А ещё те самые, доставшиеся от отца волосы. Чёрные и до безобразия кудрявые. Ипатов их никогда коротко не стриг – считал, что торчащие вверх завитушки прибавляют ему несколько сантиметров роста. Так и ходил смоляным одуванчиком, пока мать не затаскивала его в парикмахерскую. Это в юности, конечно. С возрастом Ипатов начал посещать парикмахерскую сам, потому что дресс-код на работе, и потому что не пристало финансовому аналитику, работающему в крупном банке, гривой трясти. Ну Ипатов и не тряс. Оставлял аккуратную шапочку кудряшек и приводил их в божеский вид по утрам при помощи геля. Да толку-то. К вечеру они всё равно растрёпывались и торчали в разные стороны.
Когда Ипатову исполнилось три годика, Марина Андреевна привела его в детский садик. В свой первый же день маленький Ипатов стоял посреди группы и широко открыв рот смотрел на копошащихся вокруг незнакомых детей.
К нему подошла девочка. Пухлая, румяная, крепко сбитая и почти на голову выше самого Ипатова. У неё были упрямо сжаты губы и сурово насуплены брови. Ипатов уставился на неё с безотчётным страхом.
– Ты кто? – спросила, нависая над ним, девочка.
– Лома, – проблеял Ипатов.
Девочка глянула на него сверху вниз и безапелляционно заявила:
– Ты не Лома. Ты улод! – и толкнула Ипатова в грудь.
Ипатов упал, больно ударившись задницей, и громко разревелся:
– Мама! Я хочу к маме!
Так, собственно, и началась его жизнь в социуме, среди себе подобных.
Конечно, воспитательница пожурила девочку и утешила Ипатова:
– Ну что ты, Ромочка? У твоей мамы другая группа. А ты в этой. Смотри, сколько тут деток! Ты со всеми обязательно подружишься. Тебе будет очень весело и интересно. А мама за тобой вечером придёт.
Но Ипатов ни с кем не подружился. Он всех боялся, особенно бойкую, толкнувшую его девочку.
В группе он оказался самым маленьким и хиленьким, и нередко его точно так же толкали, обижали и отбирали игрушки. Обладая тонкой душевной организацией, всё это Ипатов встречал неизменными слезами.

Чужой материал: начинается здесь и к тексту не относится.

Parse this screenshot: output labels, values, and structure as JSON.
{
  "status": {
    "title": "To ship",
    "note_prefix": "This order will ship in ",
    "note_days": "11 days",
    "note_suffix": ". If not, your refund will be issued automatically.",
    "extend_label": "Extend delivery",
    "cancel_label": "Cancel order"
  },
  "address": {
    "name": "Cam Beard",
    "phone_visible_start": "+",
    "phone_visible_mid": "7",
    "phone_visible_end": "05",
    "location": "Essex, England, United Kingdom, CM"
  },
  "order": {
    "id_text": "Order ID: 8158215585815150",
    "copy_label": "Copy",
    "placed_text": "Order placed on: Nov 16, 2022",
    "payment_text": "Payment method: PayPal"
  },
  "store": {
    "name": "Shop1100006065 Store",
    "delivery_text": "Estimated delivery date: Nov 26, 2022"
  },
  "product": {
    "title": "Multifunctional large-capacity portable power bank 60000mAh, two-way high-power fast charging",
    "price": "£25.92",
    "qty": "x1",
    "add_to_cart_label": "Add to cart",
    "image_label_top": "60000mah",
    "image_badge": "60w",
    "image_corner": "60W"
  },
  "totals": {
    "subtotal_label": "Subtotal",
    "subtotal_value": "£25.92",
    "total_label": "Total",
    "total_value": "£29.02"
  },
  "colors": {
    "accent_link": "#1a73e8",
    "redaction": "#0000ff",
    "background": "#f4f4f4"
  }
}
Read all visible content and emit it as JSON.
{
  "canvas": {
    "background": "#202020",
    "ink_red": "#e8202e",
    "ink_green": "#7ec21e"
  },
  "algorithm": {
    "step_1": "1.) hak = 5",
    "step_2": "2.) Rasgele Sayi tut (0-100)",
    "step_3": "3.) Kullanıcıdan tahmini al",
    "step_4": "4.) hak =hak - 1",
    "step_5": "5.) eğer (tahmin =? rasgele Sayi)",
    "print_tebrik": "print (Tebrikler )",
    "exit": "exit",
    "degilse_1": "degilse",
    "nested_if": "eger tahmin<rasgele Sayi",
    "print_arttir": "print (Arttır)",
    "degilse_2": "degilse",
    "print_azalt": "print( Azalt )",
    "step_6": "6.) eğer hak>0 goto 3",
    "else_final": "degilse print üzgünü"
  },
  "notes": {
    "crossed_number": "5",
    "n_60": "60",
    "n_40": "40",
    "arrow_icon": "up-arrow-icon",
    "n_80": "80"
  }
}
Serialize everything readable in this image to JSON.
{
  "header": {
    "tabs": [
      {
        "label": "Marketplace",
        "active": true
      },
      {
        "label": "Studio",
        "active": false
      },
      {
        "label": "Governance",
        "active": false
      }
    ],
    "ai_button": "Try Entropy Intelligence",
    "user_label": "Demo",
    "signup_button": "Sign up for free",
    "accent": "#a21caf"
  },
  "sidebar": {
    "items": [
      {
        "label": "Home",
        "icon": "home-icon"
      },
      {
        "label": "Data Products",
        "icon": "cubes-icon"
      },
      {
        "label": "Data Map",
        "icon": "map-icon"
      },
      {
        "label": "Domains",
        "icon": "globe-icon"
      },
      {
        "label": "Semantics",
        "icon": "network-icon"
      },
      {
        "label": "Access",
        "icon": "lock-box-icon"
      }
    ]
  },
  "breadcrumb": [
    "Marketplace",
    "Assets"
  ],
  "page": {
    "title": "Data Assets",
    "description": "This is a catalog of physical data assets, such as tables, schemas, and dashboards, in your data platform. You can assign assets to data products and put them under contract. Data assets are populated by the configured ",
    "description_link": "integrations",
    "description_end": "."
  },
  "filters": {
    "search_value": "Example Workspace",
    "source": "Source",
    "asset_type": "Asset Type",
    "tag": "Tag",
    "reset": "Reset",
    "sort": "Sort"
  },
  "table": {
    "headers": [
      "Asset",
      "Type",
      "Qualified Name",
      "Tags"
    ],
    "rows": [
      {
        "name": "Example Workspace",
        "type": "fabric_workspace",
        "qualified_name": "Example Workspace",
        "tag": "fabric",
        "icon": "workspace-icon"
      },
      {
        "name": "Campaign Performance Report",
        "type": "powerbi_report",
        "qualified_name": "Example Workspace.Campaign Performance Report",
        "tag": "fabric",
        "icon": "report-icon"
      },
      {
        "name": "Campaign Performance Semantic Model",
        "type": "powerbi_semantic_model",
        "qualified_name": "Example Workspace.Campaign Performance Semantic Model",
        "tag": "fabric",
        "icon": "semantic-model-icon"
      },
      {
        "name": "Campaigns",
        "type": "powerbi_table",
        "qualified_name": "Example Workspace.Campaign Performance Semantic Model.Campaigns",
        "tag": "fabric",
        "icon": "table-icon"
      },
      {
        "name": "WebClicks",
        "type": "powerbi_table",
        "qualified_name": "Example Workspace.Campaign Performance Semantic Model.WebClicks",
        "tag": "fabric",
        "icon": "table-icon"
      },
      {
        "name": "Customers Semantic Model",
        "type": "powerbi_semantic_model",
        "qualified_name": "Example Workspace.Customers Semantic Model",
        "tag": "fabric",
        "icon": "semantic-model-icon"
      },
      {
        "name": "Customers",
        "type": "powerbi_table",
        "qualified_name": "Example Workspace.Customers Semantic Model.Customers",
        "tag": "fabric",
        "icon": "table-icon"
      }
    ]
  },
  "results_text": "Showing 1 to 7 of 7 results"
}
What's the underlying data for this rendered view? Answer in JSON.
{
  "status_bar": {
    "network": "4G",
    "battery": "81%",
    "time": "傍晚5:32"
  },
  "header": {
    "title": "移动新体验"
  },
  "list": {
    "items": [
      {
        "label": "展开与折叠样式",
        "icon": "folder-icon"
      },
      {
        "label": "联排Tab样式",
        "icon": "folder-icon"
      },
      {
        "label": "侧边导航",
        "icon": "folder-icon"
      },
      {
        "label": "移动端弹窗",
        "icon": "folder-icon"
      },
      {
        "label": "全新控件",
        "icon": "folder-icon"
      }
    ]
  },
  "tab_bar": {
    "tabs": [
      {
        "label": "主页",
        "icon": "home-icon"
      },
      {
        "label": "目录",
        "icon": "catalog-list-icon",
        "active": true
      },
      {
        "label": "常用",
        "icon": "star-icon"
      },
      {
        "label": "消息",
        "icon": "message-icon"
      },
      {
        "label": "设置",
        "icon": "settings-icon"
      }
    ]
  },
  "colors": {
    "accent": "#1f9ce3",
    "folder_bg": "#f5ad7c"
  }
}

Однако, помимо тонкой душевной организации, у Ипатова с детства был гибкий ум и лёгкий характер. Он быстро смирился с положением изгоя, решил, что ему и без друзей неплохо, а игрушки стал выбирать такие, на которые никто не зарился.
В первый класс Ипатов пошёл с твёрдой уверенностью, что и в школе всё будет точно также.
В принципе, он не ошибся. В классе Ипатов снова оказался самым мелким и самым хрупким. А если добавить его патологическую скромность и зажатость, то выходила идеальная мишень для насмешек и издевательств. Но Ипатову повезло. Совсем уж отмороженных личностей среди одноклассников не оказалось, так что сильно его не обижали и не травили. В общем, жить было можно.
Войдя в подростковый период, Ипатов приобрёл ещё один повод для комплексов. Дело в том, что зарплаты Марины Андреевны всегда едва хватало, чтобы свести концы с концами, поэтому, когда настала пора заглядываться на противоположный пол и мериться друг с другом крутыми шмотками, Ипатов стал стесняться уже не только своей внешности, но и немодных джинсов, дешёвых кроссовок и телефона допотопной модели.
А противоположный пол… Не интересовал он Ипатова. Не проснулось в нём ещё томление по девичьим прелестям. Точнее, томление-то проснулось, но было оно неясное, непонятное и пугающее. Так что Ипатов задвигал его подальше и старался не анализировать.
«Жить не мешает, и ладно. Всё равно ни одна девчонка на меня без отвращения не посмотрит».
Но всё-таки одна страсть у Ипатова была.
В отсутствие друзей и денег на развлечения Ипатов учился. Вернее так – Ипатов учился с удовольствием. Нравилось Ипатову учиться, как бы странно это ни звучало. И больше всего он обожал математику. Прямо до дрожи в кончиках пальцев обожал. И всё свободное время посвящал этой самой математике. Мог найти какую-то заумную задачку и несколько дней безотрывно думать над её решением. И ведь, как правило, решение это Ипатов находил, несмотря на то, что задачки эти частенько выходили далеко за рамки школьной программы.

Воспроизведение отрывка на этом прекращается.